MADISON – Multiple sclerosis (MS), a brain disease that affects over 400,000 Americans, causes movement difficulties and many neurologic symptoms. MS has two key elements: the nerves that direct muscular movement lose their electrical insulation (the myelin sheath) and cannot transmit signals as effectively, and many of the long nerve fibers, called axons, degenerate.
Many scientists believe that axons are doomed once they lose the insulation, but a new study by graduate student Chelsey Smith and former undergraduate Elizabeth Cooksey in the Journal of Neuroscience shows axons can survive for long periods in rats even after losing myelin.

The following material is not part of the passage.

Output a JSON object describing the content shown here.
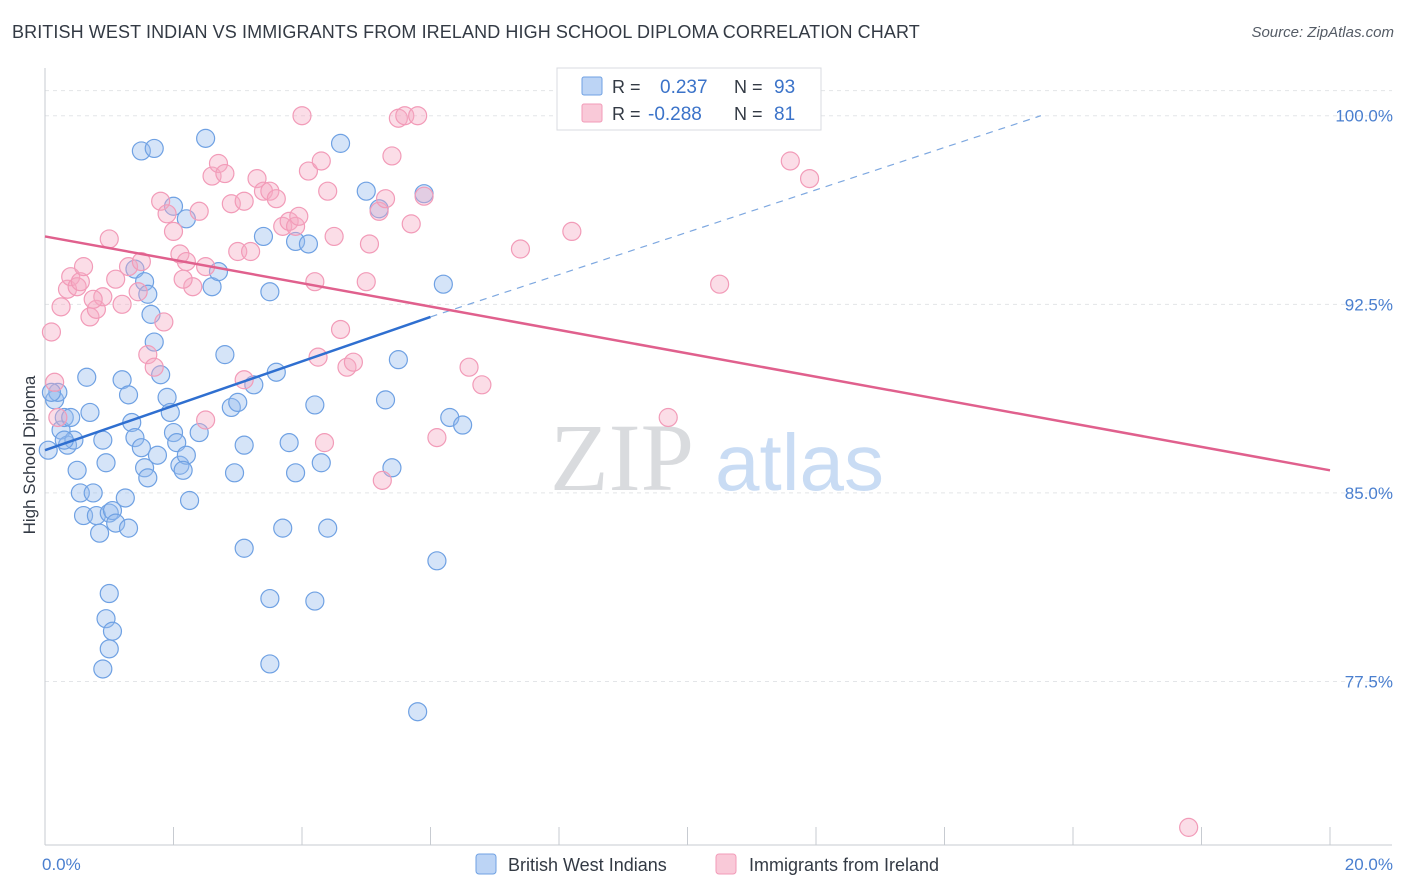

“This was the first study to demonstrate long-term axon survival after myelin deterioration,” says senior author Ian Duncan, a professor in the School of Veterinary Medicine at the University of Wisconsin-Madison.
Spinal-cord tissue from normal (left) and mutant (right) rats. The normal tissue show a thick, effective layer of myelin insulation needed for normal nerve signaling. The mutant rats have no myelin, but surprisingly, the axons (long nerve fibers) remain intact.
The mutant rats in the experiment have substantial myelin at first, but by eight weeks the essential myelin insulation is lost. “It was surprising,” says Duncan, an expert in MS pathology. “Nine months is a relatively long period in a rat’s lifetime, and there wasn’t a loss of axons, so the assumption that axons must automatically die without myelin seems incorrect.”
Normally, insulating myelin is made by supportive cells called oligodendrocytes that live alongside the axons. Duncan observes that oligodendrocytes and related cells also assist nerve cells by secreting growth factors that neurons may need to survive. “That is just speculation, but in our study, the oligodendrocytes were found in much greater numbers, probably in an attempt to produce more myelin, and we saw an overall increase in growth factor production.”
Although oligodendrocytes definitely produce growth factors during early development in the rat, this study identified three neural growth factors that are produced by these helper cells in the older animals. “This paper was the first to show that oligodendrocytes continue to express growth factors in mature animals, and that could be important,” Duncan says.
Growth factors are proteins that stimulate a wide range of growth and development, and their absence has been implicated in several neurological diseases. Duncan says more study of growth factors could suggest a route to preventing nerve fiber loss in MS and other myelin diseases.
Although other researchers have found that axons survive in mutant mice that fail to make myelin, Duncan notes that those animals lived for only four months. “This survival was more than double that; it’s a significant increase.”
Scientists have known for decades that axons degenerate and disappear in MS, and that idea is now a major focus of scientific interest. “Much in vogue is the idea that you have to protect axons above and beyond everything else, that MS is not primarily a demyelinating disease, it’s primarily an axonal disease,” Duncan says. “Our finding shows that it is not absolutely certain that axons will degenerate when they are demyelinated. If we are correct in our speculation, we could potentially protect the axon if we can increase the amount of growth factor being produced by the helper cells.”